How to set system-wide environment variables on OS X Mavericks

bashenvironment-variablesterminal

We used to use /etc/environment to set system-wide environment variables on Mountain Lion. However, it seems this file is no longer read.

Ideally the solution should apply to all users, and we need it to work with ssh console sessions. So we need this to work

ssh user@mavericks-machine 'echo $MY_ENV_VAR'

So far we've tried:

  • /etc/launchd.conf

    Works for all users, but only applies to 'windowed' applications, i.e. works in Terminal, but not in an ssh session.

  • ~/.profile, ~/.bash_profile etc.

    Only applies to shells

Any suggestions?

Best Answer

The correct file, prior to Mavericks, was ~/.MacOSX/environment.plist. This is no longer supported.

In Darwin, and therefore in Mac OS X, the proper place to set these is in /etc/launchd.conf to apply to all processes; if relating to user shells specifically, use the appropriate shell files instead, depending on the shell in question. See the launchd.conf and launchctl man pages for more.

That said...

If you're goal is specifically to see these applied for ssh sessions then you need to be aware that ssh, for security reasons, doesn't apply environment variables in this manner. In fact a ssh session normally receives a much more restrictive set of environment variables from the OS as it's not what is known as a "login" or "interactive" shell, it's classified as an "non-interactive" shell. (See man bash for more on shell types.) The way ssh handles environment variables is well covered in the ssh/sshd docs and man pages.

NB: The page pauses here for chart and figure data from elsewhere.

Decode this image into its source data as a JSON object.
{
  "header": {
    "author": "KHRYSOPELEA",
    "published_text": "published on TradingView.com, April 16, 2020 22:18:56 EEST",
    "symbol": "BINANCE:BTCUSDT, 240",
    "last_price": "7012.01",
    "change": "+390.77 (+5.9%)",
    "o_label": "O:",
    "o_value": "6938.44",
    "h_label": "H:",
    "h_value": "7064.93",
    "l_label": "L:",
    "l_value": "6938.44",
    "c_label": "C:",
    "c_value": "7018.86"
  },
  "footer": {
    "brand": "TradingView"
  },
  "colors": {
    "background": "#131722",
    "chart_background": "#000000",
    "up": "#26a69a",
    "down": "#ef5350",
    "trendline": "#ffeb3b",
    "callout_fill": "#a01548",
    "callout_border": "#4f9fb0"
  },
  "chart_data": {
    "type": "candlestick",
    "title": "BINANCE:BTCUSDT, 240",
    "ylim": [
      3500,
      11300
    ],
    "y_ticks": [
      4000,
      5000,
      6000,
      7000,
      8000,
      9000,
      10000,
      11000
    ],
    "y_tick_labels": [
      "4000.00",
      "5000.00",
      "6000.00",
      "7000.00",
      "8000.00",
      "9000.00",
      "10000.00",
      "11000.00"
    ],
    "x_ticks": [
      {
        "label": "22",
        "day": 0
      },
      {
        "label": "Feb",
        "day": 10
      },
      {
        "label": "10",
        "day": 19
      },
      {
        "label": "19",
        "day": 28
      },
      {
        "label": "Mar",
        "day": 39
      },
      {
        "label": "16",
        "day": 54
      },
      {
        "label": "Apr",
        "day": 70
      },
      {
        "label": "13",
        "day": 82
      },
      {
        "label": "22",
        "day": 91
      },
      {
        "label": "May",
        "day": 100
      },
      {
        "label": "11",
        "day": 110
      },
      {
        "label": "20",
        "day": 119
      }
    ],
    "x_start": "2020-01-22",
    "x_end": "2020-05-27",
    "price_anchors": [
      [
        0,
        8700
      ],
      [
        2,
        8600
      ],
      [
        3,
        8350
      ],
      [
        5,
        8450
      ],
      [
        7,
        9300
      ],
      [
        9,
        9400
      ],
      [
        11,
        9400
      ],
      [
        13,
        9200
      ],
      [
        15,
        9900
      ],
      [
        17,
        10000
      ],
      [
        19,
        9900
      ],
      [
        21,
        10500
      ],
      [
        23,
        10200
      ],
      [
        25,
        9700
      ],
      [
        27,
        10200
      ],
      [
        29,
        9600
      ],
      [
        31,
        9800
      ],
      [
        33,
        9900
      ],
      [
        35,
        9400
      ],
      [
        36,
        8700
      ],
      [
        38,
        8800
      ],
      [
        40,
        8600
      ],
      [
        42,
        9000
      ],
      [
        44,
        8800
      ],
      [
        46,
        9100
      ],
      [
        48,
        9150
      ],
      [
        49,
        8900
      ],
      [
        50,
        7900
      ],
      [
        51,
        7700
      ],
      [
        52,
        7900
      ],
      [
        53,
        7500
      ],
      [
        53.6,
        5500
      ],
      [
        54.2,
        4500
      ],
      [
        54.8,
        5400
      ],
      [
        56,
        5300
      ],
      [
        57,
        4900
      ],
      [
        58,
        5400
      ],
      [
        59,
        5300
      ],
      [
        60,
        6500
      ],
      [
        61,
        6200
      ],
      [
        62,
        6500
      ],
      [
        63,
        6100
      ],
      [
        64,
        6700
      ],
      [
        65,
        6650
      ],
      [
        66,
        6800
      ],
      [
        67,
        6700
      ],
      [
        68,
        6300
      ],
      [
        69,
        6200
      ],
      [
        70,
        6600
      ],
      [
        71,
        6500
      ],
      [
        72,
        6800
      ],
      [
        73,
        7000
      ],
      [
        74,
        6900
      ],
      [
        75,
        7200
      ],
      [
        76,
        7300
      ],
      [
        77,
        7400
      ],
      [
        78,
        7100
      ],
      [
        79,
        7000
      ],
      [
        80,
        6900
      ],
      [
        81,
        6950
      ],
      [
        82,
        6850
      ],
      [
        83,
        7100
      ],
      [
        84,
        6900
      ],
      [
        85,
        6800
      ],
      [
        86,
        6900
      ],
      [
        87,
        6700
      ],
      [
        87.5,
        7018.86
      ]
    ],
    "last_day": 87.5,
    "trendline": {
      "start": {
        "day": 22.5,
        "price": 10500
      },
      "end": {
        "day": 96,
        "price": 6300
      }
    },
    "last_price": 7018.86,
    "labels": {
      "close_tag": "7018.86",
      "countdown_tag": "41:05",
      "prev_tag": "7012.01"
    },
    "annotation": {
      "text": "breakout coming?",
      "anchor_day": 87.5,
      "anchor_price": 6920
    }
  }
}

For ssh -- which is it's own shell, akin to bash -- environment variables for the session are stored in ~/.ssh/environment as the per-user equivalent of setting these for bash or csh, etc in their relevant launch files. This is probably where you want to set your ENV variables for your user ssh sessions, though you don't detail why you're looking to assign ENVs globally in your original post, which would have been helpful in providing a solution. I'd suggest you set them explicitly on a user per user basis to maintain proper security based on each respective account following the least restrictive privilege/attribute best practice.

If for some reason you wish to ignore he security implications of this, then set PermitUserEnvironment in your ssh configs. Note that this is disabled if UseLogin is enabled. IMPORTANT: Realize that this means that user accounts set to use /bin/false as their shell - the typical method for disabling a user account - can now potentially get around this restriction and could now become active, which is dangerous. Many accounts are set to use /bin/false as their shell as a security expectation.

Bottom line is you shouldn't be doing this globally and expecting ssh to propagate ENV for security reasons. Your question is, effectively, purposely asking how to defeat several mechanisms that exist for security reasons.